In this chapter we describe how the elastic properties of rock are measured in the laboratory and provide tables of representative values for different rock types. However, the need to understand the resistance of rocks to deformation goes well beyond the accumulation of numbers in handbooks. To analyze a geological structure one must choose the appropriate boundary- or initial-value problem to serve as a mechanical model, and one must postulate a particular mechanical behavior. That is, one must say exactly what the relationship is between the stress acting within a material and the strain or rate of deformation. These relationships are called constitutive equations. For example, Hytch et al. (2003), studying the displacement field around an edge dislocation in silicon as revealed by electron microscopy (see above), postulated an anisotropic linear elastic constitutive law and calculated model displacements, ux and uy, that are remarkably similar to those observed in the laboratory experiment.
Concepts from Chapter 8
These exercises explore concepts from Chapter 8 including intuitive notions of elastic behavior, computation of elastic strains given a stress state, the elastic solution for the edge dislocation, interpretation of laboratory rock mechanical data on elastic properties, and classic boundary value problems illustrating elastic heterogeneity and anisotropy.

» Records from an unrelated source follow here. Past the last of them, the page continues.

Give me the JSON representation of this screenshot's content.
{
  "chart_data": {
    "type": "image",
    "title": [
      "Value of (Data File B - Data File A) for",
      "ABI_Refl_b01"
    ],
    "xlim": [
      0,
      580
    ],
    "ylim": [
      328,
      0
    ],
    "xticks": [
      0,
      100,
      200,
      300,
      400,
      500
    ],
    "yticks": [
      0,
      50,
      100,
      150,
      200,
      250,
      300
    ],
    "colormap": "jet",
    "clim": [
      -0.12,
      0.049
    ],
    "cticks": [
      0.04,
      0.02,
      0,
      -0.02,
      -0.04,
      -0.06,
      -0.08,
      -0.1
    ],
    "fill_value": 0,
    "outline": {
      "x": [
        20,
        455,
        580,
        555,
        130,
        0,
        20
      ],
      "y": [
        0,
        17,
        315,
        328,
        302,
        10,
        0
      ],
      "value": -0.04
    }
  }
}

Mechanics of dike intrusion at Ship Rock
This exercise explores models of rock deformation during the emplacement of dikes in the magma plumbing systems of volcanoes. Dikes provide conduits for flow of magma through the brittle parts of Earth's crust, and they feed fissure eruptions on many volcanoes. Mechanical models enable on to deduce the elastic properties of rock at the kilometer scale from measurements in the field of dike thickness and length.